I'm building a ai coding assistant (https://double.bot) so I've tried pretty much all the frontier models. I added it this morning to play around with it and it's probably the worst model I've ever played with. Less coherent than 8B models. Worst case of benchmark hacking I've ever seen.
definitely not an articulate request, but the point of using these tools is to speed me up. The less the user has to articulate and the more it can infer correctly, the more helpful it is. Other frontier models don't have this problem.
Llama 405B response would be exactly what I expect
That response is bad python though, I can't think of why you'd ever want a dict with Literal typed keys.
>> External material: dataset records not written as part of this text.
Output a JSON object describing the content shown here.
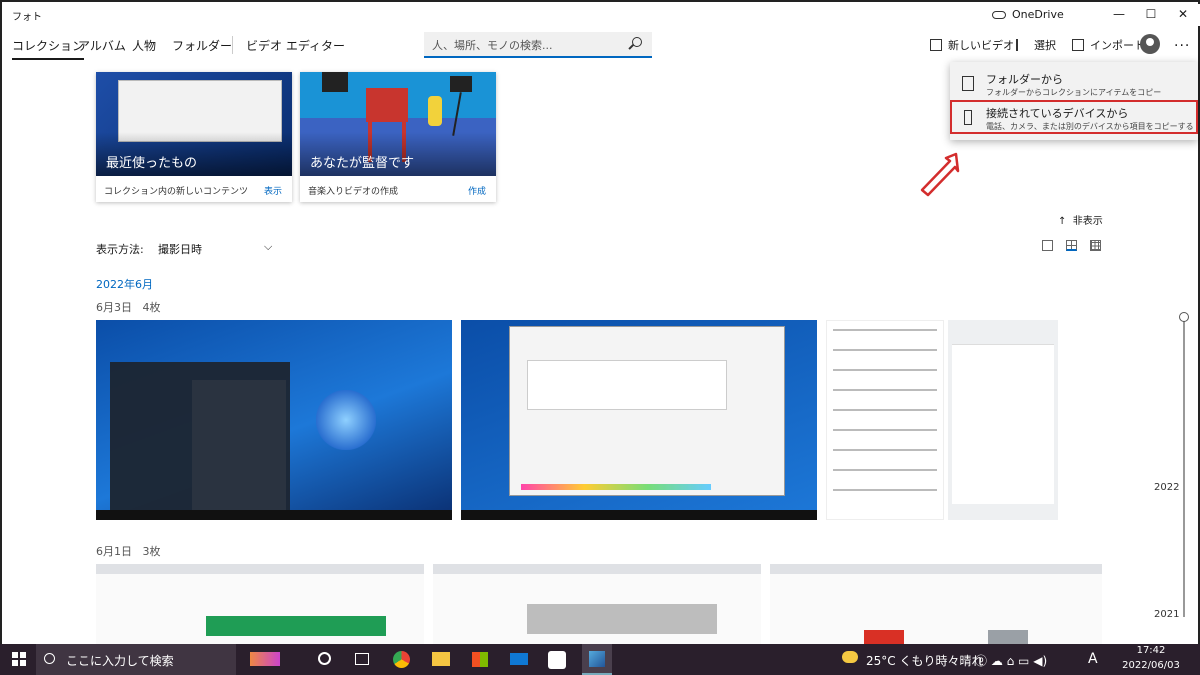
{
  "window": {
    "title": "フォト",
    "onedrive": "OneDrive",
    "minimize": "—",
    "maximize": "☐",
    "close": "✕"
  },
  "nav": {
    "tabs": [
      "コレクション",
      "アルバム",
      "人物",
      "フォルダー",
      "ビデオ エディター"
    ],
    "search_placeholder": "人、場所、モノの検索..."
  },
  "toolbar": {
    "new_video": "新しいビデオ",
    "select": "選択",
    "import": "インポート",
    "more": "..."
  },
  "cards": [
    {
      "title": "最近使ったもの",
      "desc": "コレクション内の新しいコンテンツ",
      "action": "表示"
    },
    {
      "title": "あなたが監督です",
      "desc": "音楽入りビデオの作成",
      "action": "作成"
    }
  ],
  "import_menu": [
    {
      "title": "フォルダーから",
      "sub": "フォルダーからコレクションにアイテムをコピー"
    },
    {
      "title": "接続されているデバイスから",
      "sub": "電話、カメラ、または別のデバイスから項目をコピーする"
    }
  ],
  "view": {
    "hide_label": "非表示",
    "hide_arrow": "↑",
    "view_by_label": "表示方法:",
    "view_by_value": "撮影日時",
    "chevron": "⌵"
  },
  "gallery": {
    "month": "2022年6月",
    "groups": [
      {
        "date": "6月3日",
        "count": "4枚"
      },
      {
        "date": "6月1日",
        "count": "3枚"
      }
    ]
  },
  "timeline": {
    "years": [
      "2022",
      "2021"
    ]
  },
  "taskbar": {
    "search": "ここに入力して検索",
    "weather": "25°C くもり時々晴れ",
    "ime": "A",
    "time": "17:42",
    "date": "2022/06/03"
  },
  "colors": {
    "accent": "#0067c0",
    "highlight": "#d32d2d",
    "taskbar": "#2a1f2c"
  }
}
Either use a TypedDict if you want the keys to be in a specific set, or, in your case since both the keys and the values are static you should really be using an Enum
Yes, there's a few things wrong:
1. If it assumes typescript, it should do `as const` in the first msg
2. If it is python, it should be something like https://x.com/WesleyYue/status/1816157147413278811 which is what I wanted but I didn't want to bother with the typing.
Are you sure the chat history is being passed when the second message is sent? That looks like the kind of response you'd expect if it only received the prompt "in python" with no chat history at all.
Yes, I built the extension. I actually also just went to send another message asking what the first msg was just to double check I didn't have a bug and it does know what the first msg was.